IBM Big SQL and Hadoop

By Dirk deRoos

IBM has a long history of working with SQL and database technology. In keeping with this history, IBM’s solution for SQL on Hadoop leverages components from its relational database technologies that are ported to run on Hadoop.

If you’re at all familiar with IBM’s product naming for its Big Data products and features, you can easily guess what they’ve named their SQL on Hadoop solution: Big SQL. The goal of Big SQL is to provide a SQL interface on Hadoop that gives users as much as possible of what they’re used to with SQL interfaces for relational databases.

This means extensive query syntax support, fast performance that doesn’t require users having to monkey with their queries, and the ability to control data security.

The figure shows a partial deployment of BigInsights, IBM’s Hadoop distribution running Big SQL.

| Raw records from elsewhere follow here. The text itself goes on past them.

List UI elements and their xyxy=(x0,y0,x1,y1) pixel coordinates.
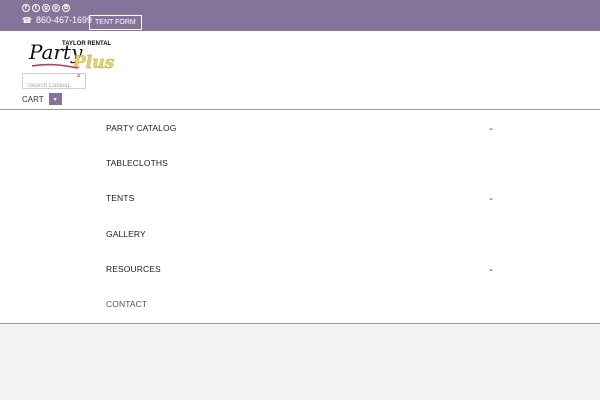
menu-item-label: TENTS xyxy=(106,192,135,203)
header: Party TAYLOR RENTAL Plus ⌕ CART ▾ xyxy=(0,31,600,110)
cart-label[interactable]: CART xyxy=(22,95,44,104)
search-box: ⌕ xyxy=(22,71,86,93)
menu-item-tablecloths[interactable]: TABLECLOTHS xyxy=(106,145,496,180)
logo-plus-text: Plus xyxy=(72,53,115,73)
menu-item-contact[interactable]: CONTACT xyxy=(106,286,496,321)
chevron-down-icon[interactable]: ⌄ xyxy=(488,194,494,202)
logo-tagline: TAYLOR RENTAL xyxy=(62,41,112,47)
phone-number: 860-467-1699 xyxy=(35,15,93,25)
menu-item-label: CONTACT xyxy=(106,298,148,309)
menu-item-tents[interactable]: TENTS ⌄ xyxy=(106,180,496,215)
menu-item-party-catalog[interactable]: PARTY CATALOG ⌄ xyxy=(106,110,496,145)
menu-item-resources[interactable]: RESOURCES ⌄ xyxy=(106,251,496,286)
logo-swoosh xyxy=(31,63,79,69)
chevron-down-icon[interactable]: ⌄ xyxy=(488,124,494,132)
menu-item-label: TABLECLOTHS xyxy=(106,157,168,168)
main-menu: PARTY CATALOG ⌄ TABLECLOTHS TENTS ⌄ GALL… xyxy=(0,110,600,324)
phone-icon: ☎ xyxy=(22,16,32,25)
cart-icon[interactable]: ▾ xyxy=(48,93,62,105)
menu-item-label: PARTY CATALOG xyxy=(106,122,177,133)
search-input[interactable] xyxy=(23,79,73,93)
instagram-icon[interactable]: ◘ xyxy=(62,4,70,12)
tent-form-button[interactable]: TENT FORM xyxy=(89,15,142,30)
facebook-icon[interactable]: f xyxy=(22,4,30,12)
search-icon[interactable]: ⌕ xyxy=(77,71,81,81)
pinterest-icon[interactable]: p xyxy=(52,4,60,12)
twitter-icon[interactable]: t xyxy=(32,4,40,12)
menu-item-label: GALLERY xyxy=(106,228,146,239)
chevron-down-icon[interactable]: ⌄ xyxy=(488,265,494,273)
phone-link[interactable]: ☎ 860-467-1699 xyxy=(22,15,92,26)
social-links: f t g p ◘ xyxy=(22,4,70,12)
party-plus-logo[interactable]: Party TAYLOR RENTAL Plus xyxy=(28,35,120,73)
cart: CART ▾ xyxy=(22,93,62,105)
menu-item-gallery[interactable]: GALLERY xyxy=(106,216,496,251)
google-plus-icon[interactable]: g xyxy=(42,4,50,12)
menu-item-label: RESOURCES xyxy=(106,263,161,274)
top-bar: f t g p ◘ ☎ 860-467-1699 TENT FORM xyxy=(0,0,600,31)
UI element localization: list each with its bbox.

Here, you can see a subset of the master nodes and data nodes behind the BigInsights firewall. One of the master nodes is running the Big SQL server, which includes IBM’s SQL compiler and optimizer. Also included on this master node is a catalog, where metadata and statistics about any cataloged data in HDFS is stored for use by the compiler/optimizer.

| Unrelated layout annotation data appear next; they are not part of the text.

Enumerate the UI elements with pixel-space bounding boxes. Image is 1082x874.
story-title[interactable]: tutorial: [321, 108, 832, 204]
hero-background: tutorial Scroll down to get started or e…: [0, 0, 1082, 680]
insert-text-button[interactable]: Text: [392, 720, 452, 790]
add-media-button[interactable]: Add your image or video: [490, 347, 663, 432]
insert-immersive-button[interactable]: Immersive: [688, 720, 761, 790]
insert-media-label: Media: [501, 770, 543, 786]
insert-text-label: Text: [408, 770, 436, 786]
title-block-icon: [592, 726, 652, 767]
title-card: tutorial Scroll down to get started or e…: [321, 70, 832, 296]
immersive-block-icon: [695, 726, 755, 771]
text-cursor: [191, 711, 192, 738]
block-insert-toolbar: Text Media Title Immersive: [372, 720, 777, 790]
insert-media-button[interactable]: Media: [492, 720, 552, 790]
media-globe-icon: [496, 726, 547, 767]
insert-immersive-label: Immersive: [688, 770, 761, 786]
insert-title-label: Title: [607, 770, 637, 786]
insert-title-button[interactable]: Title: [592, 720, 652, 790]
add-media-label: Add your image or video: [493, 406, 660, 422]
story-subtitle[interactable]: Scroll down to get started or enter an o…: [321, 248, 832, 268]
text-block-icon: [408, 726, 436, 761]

Subsections of queries are sent to the applicable data nodes where requested data is stored, and there the Big SQL Runtime (which is IBM’s SQL runtime) executes the workload. Rather than run mapper and reducer processes and persist files with intermediate result sets, Big SQL uses continuously running daemons that pass messages between each other.

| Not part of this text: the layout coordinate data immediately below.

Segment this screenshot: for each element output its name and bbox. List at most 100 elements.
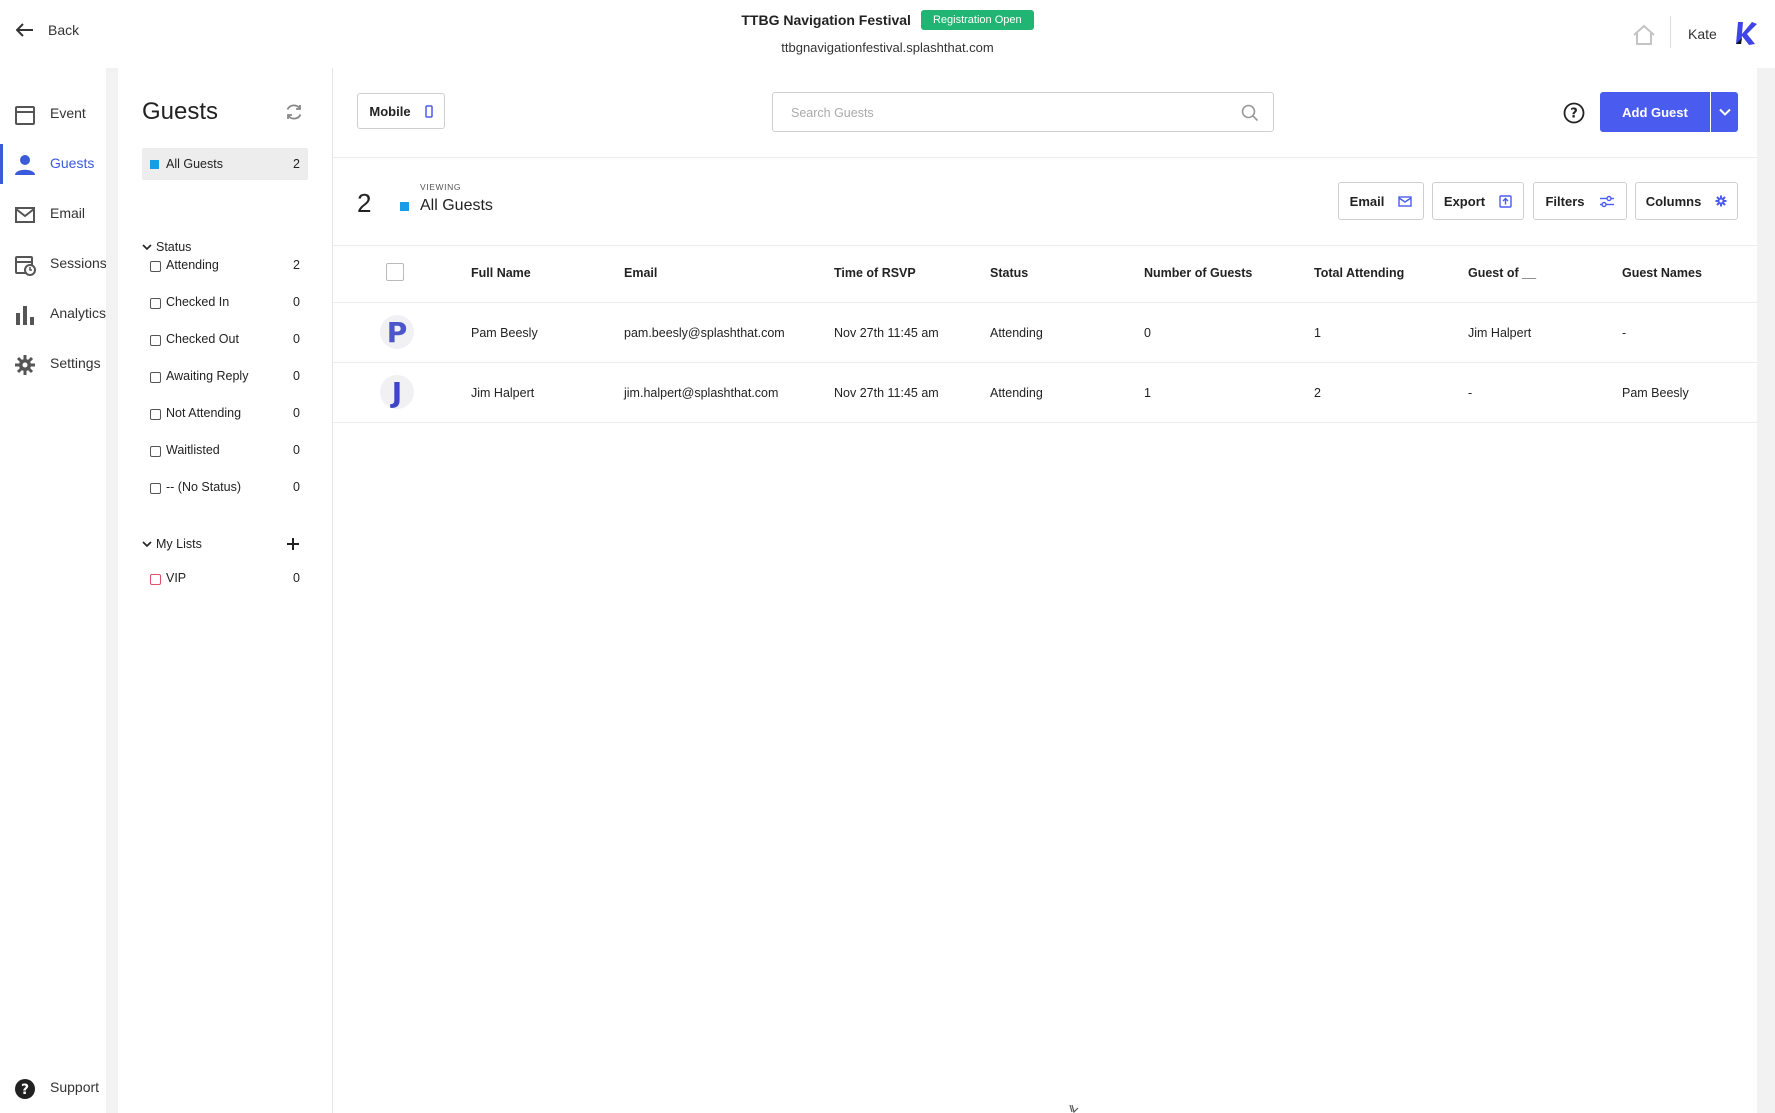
table-row[interactable]: J Jim Halpert jim.halpert@splashthat.com… xyxy=(333,363,1757,422)
status-item-checked-out[interactable]: Checked Out 0 xyxy=(142,325,308,353)
chevron-down-icon xyxy=(142,244,152,251)
nav-label: Event xyxy=(50,105,86,121)
bar-chart-icon xyxy=(16,306,34,325)
divider xyxy=(333,422,1757,423)
email-guests-button[interactable]: Email xyxy=(1338,182,1424,220)
list-item-all-guests[interactable]: All Guests 2 xyxy=(142,148,308,180)
chevron-down-icon xyxy=(142,541,152,548)
nav-item-settings[interactable]: Settings xyxy=(0,344,106,384)
home-icon[interactable] xyxy=(1632,24,1656,46)
column-header-total-attending[interactable]: Total Attending xyxy=(1314,266,1404,280)
gear-icon xyxy=(15,355,35,375)
status-item-not-attending[interactable]: Not Attending 0 xyxy=(142,399,308,427)
svg-text:?: ? xyxy=(21,1082,29,1098)
columns-button[interactable]: Columns xyxy=(1635,182,1738,220)
export-button[interactable]: Export xyxy=(1432,182,1524,220)
column-header-email[interactable]: Email xyxy=(624,266,657,280)
status-label: Checked Out xyxy=(166,332,239,346)
chevron-down-icon xyxy=(1718,108,1731,116)
status-checkbox[interactable] xyxy=(150,446,161,457)
nav-gutter xyxy=(106,68,118,1113)
column-header-guest-of[interactable]: Guest of __ xyxy=(1468,266,1536,280)
cell-guest-of: - xyxy=(1468,386,1473,400)
search-input[interactable] xyxy=(789,103,1213,123)
add-guest-button[interactable]: Add Guest xyxy=(1600,92,1710,132)
cell-number-of-guests: 0 xyxy=(1144,326,1151,340)
nav-item-guests[interactable]: Guests xyxy=(0,144,106,184)
column-header-time-of-rsvp[interactable]: Time of RSVP xyxy=(834,266,916,280)
my-lists-section-toggle[interactable]: My Lists xyxy=(142,537,202,551)
cell-total-attending: 1 xyxy=(1314,326,1321,340)
add-guest-dropdown[interactable] xyxy=(1711,92,1738,132)
status-checkbox[interactable] xyxy=(150,483,161,494)
status-label: Not Attending xyxy=(166,406,242,420)
avatar: P xyxy=(380,315,414,349)
panel-title: Guests xyxy=(142,98,219,125)
nav-label: Support xyxy=(50,1079,100,1095)
export-icon xyxy=(1499,194,1512,208)
nav-item-analytics[interactable]: Analytics xyxy=(0,294,106,334)
event-name: TTBG Navigation Festival xyxy=(741,12,911,28)
nav-item-support[interactable]: ? Support xyxy=(0,1068,106,1108)
export-label: Export xyxy=(1443,193,1486,209)
gear-icon xyxy=(1715,195,1727,207)
status-label: Attending xyxy=(166,258,219,272)
column-header-number-of-guests[interactable]: Number of Guests xyxy=(1144,266,1252,280)
table-row[interactable]: P Pam Beesly pam.beesly@splashthat.com N… xyxy=(333,303,1757,362)
cell-guest-of: Jim Halpert xyxy=(1468,326,1532,340)
filters-button[interactable]: Filters xyxy=(1533,182,1627,220)
status-count: 0 xyxy=(293,332,300,346)
splash-logo-icon[interactable] xyxy=(1734,20,1758,46)
nav-label: Sessions xyxy=(50,255,107,271)
status-checkbox[interactable] xyxy=(150,372,161,383)
mobile-view-button[interactable]: Mobile xyxy=(357,93,445,129)
column-header-status[interactable]: Status xyxy=(990,266,1028,280)
user-menu[interactable]: Kate xyxy=(1688,26,1717,42)
status-checkbox[interactable] xyxy=(150,261,161,272)
nav-label: Settings xyxy=(50,355,101,371)
status-count: 2 xyxy=(293,258,300,272)
cell-time-of-rsvp: Nov 27th 11:45 am xyxy=(834,326,939,340)
status-item-awaiting-reply[interactable]: Awaiting Reply 0 xyxy=(142,362,308,390)
column-header-guest-names[interactable]: Guest Names xyxy=(1622,266,1702,280)
right-gutter xyxy=(1757,68,1775,1113)
status-checkbox[interactable] xyxy=(150,335,161,346)
search-icon[interactable] xyxy=(1241,104,1259,122)
status-item-checked-in[interactable]: Checked In 0 xyxy=(142,288,308,316)
cell-time-of-rsvp: Nov 27th 11:45 am xyxy=(834,386,939,400)
status-item-no-status[interactable]: -- (No Status) 0 xyxy=(142,473,308,501)
status-item-waitlisted[interactable]: Waitlisted 0 xyxy=(142,436,308,464)
column-header-full-name[interactable]: Full Name xyxy=(471,266,531,280)
search-box xyxy=(772,92,1274,132)
viewing-list-name: All Guests xyxy=(420,197,493,214)
person-icon xyxy=(15,155,35,175)
select-all-checkbox[interactable] xyxy=(386,263,404,281)
status-label: Checked In xyxy=(166,295,230,309)
cell-email: jim.halpert@splashthat.com xyxy=(624,386,779,400)
nav-item-email[interactable]: Email xyxy=(0,194,106,234)
status-item-attending[interactable]: Attending 2 xyxy=(142,251,308,279)
refresh-icon[interactable] xyxy=(284,102,304,122)
status-checkbox[interactable] xyxy=(150,409,161,420)
cell-full-name: Pam Beesly xyxy=(471,326,538,340)
nav-item-event[interactable]: Event xyxy=(0,94,106,134)
registration-status-badge[interactable]: Registration Open xyxy=(920,10,1034,30)
cell-guest-names: - xyxy=(1622,326,1627,340)
calendar-icon xyxy=(15,106,35,125)
email-label: Email xyxy=(1349,193,1385,209)
list-checkbox[interactable] xyxy=(150,574,161,585)
event-url[interactable]: ttbgnavigationfestival.splashthat.com xyxy=(0,40,1775,55)
cell-status: Attending xyxy=(990,326,1043,340)
list-label: All Guests xyxy=(166,157,223,171)
list-item-vip[interactable]: VIP 0 xyxy=(142,564,308,592)
nav-label: Guests xyxy=(50,155,95,171)
cell-total-attending: 2 xyxy=(1314,386,1321,400)
status-count: 0 xyxy=(293,295,300,309)
status-checkbox[interactable] xyxy=(150,298,161,309)
list-count: 0 xyxy=(293,571,300,585)
add-list-icon[interactable] xyxy=(286,537,300,551)
help-icon[interactable]: ? xyxy=(1563,102,1585,124)
status-label: Waitlisted xyxy=(166,443,220,457)
nav-item-sessions[interactable]: Sessions xyxy=(0,244,107,284)
left-nav: Event Guests Email Sessions Analytics Se… xyxy=(0,68,107,1113)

It’s important to note that the data being queried is stored and managed by Hadoop. Big SQL supports standard Hadoop file formats — for example, RCFile and Parquet.

Big SQL provides the same extensive SQL support as the IBM relational database products — for example, ANSI SQL-2011, and compatibility for IBM’s SQL Procedural Language (SQL/PL). (At the time of writing, IBM was working on providing support for Oracle’s SQL dialect and their PL/SQL procedural language.)

Along with the standard IBM SQL engine come a number of other capabilities, most notably IBM’s row- and column-based security (also known as Fine-Grained Access Control, or FGAC), where only specific users can be authorized to see certain sets of data rows or columns.

Big SQL comes with the standard IBM Data Server Client, which includes a driver package. Traditional database applications can connect to the BigInsights Hadoop cluster and securely exchange encrypted data over SSL.